# Zona Razor Saws - Complete Set from 14 to 52 TPI plus 4-in-1 and Alum. Miter Set



## mafe

Thank you for the review, I also recomend them for small tasks.
But as a regular dove tail saw I think one must step up.
Best thoughts,
Mads


----------



## RogerBean

I second. These little saws are among the best I have found and sharp as a razor. I have a separate dovetail saw, but I have a couple of these little guys that are always close at hand for small work. For my box work they are perfect. Great value.
Roger


----------



## bigike

Where did you get them from I found a couple on ebay but I don't think it's all of them, which is what I wanted after mafe posted info about one of them?
Thanks for the review!


----------



## WayneC

I have seen the saws in local hobby shops and I believe in Home Depot. There are also a bunch of them on Amazon

http://www.amazon.com/s/ref=nb_sb_noss?url=search-alias%3Daps&field-keywords=zona+saw


----------



## ward63

Thanks for the review. For a dovetail saw I'd recommend the "Razor" Dozuki. The miter box looks nice but if its aluminum it will shear the teeth off those saws quickly.


----------



## DMIHOMECENTER

@Ward63, You are right about the aluminum miter box, but a sacrificial piece of 3/32 helps soften the landing.

I got all my saws from http://www.zonatool.net/

They currently have free shipping on orders over $50 US


----------



## AaronK

david - do you find that you need to have the whole product range? If I want to get just 1 or 2, which would you recommend?


----------



## DMIHOMECENTER

@AaronK, Of course just get what you need. Which ones depends on what you intend to do with it.

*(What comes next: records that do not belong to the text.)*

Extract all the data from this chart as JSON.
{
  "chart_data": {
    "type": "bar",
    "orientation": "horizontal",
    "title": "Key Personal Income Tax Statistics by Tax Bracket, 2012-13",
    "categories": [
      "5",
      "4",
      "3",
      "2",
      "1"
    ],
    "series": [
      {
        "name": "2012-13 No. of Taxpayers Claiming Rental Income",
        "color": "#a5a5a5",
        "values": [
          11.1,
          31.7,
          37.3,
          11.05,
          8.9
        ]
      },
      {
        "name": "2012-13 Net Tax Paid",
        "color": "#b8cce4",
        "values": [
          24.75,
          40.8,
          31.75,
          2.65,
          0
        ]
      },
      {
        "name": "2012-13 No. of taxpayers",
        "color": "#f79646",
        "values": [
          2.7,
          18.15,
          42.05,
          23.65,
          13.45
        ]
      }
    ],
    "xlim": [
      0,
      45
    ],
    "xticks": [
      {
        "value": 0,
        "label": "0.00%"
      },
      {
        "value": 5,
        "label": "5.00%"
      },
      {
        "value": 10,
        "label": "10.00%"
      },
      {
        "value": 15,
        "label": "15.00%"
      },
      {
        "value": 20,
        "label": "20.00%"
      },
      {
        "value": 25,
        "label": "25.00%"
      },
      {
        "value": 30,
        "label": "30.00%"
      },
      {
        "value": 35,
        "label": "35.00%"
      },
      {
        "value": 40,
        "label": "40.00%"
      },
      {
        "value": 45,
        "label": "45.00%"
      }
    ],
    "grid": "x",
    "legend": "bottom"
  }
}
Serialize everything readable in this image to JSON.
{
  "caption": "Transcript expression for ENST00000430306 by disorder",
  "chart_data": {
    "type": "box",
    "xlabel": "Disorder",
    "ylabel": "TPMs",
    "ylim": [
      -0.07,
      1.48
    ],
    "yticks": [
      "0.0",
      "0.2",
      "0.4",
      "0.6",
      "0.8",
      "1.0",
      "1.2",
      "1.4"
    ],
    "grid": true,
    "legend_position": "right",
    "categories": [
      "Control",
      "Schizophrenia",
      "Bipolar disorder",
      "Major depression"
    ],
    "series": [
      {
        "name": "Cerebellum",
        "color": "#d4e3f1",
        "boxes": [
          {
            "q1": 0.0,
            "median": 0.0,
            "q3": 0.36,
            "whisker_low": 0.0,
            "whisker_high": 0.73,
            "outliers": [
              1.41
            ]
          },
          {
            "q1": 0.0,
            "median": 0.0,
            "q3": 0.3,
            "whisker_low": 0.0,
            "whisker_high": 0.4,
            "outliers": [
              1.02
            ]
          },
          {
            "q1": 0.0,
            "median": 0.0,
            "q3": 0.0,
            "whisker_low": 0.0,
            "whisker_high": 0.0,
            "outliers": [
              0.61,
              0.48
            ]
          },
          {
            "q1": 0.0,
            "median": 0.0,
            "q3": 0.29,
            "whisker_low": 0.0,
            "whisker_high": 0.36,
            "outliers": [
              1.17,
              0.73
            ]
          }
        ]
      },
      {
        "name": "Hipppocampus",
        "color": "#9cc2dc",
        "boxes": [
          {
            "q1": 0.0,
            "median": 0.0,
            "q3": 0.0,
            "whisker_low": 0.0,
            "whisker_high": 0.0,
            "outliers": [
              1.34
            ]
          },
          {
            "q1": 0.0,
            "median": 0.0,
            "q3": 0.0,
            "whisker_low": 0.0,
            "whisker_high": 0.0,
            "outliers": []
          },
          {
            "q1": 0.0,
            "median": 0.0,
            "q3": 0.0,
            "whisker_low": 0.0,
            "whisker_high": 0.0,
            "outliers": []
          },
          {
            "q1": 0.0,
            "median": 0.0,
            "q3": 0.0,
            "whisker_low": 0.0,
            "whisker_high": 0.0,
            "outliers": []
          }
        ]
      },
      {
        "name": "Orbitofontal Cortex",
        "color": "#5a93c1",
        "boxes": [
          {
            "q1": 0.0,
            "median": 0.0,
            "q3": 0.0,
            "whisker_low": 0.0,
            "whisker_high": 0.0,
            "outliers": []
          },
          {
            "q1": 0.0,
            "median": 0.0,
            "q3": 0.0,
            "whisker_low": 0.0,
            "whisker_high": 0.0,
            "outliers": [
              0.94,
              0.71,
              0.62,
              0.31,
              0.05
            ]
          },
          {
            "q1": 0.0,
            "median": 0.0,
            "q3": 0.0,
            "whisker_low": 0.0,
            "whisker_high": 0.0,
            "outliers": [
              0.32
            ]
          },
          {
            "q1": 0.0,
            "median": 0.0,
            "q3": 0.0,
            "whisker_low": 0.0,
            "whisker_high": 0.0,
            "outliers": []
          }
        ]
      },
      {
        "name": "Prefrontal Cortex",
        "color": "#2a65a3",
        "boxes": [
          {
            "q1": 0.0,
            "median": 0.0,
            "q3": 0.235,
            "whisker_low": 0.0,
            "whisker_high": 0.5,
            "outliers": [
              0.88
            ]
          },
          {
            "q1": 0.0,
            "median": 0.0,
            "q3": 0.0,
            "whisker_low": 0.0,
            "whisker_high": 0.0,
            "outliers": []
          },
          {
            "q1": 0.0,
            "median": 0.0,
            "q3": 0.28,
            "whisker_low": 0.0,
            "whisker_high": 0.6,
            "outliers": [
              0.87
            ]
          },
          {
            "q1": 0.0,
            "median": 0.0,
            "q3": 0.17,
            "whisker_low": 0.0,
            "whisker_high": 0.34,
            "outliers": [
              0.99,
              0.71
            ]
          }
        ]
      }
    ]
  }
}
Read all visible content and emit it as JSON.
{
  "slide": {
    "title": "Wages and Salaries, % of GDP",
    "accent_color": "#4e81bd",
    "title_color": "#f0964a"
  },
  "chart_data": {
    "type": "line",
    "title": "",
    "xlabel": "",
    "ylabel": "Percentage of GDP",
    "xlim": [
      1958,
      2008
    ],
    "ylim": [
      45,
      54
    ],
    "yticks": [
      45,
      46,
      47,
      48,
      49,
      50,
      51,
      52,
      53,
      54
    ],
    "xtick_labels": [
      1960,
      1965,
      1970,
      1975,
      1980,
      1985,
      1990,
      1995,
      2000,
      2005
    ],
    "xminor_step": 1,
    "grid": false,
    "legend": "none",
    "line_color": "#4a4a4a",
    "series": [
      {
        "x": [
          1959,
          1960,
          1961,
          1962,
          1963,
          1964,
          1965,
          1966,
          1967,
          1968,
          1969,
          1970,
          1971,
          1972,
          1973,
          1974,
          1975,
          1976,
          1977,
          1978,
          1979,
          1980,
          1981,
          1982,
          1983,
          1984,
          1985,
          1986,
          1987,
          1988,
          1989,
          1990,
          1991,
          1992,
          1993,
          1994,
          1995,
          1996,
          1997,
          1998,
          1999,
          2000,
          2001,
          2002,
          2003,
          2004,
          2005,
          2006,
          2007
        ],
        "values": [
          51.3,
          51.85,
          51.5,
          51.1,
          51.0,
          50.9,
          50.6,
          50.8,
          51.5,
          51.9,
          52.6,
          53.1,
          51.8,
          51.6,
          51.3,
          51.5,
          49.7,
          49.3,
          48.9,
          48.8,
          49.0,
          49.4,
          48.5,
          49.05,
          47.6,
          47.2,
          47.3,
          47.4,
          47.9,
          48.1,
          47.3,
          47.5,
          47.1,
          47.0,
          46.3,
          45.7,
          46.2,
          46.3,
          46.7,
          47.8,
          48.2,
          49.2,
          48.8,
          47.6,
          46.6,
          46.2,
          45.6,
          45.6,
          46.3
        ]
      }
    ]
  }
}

BTW, I don't have the entire product range. Most models have optional TPI.

Using blade thickness and TPI as the variables, I strategically ordered my set to cover each combination just once. No overlap or duplication. I am guessing my "set" is only about 1/3 of the whole product range.

I will do the same (though there will be less of them) with the larger Shark saws soon.


----------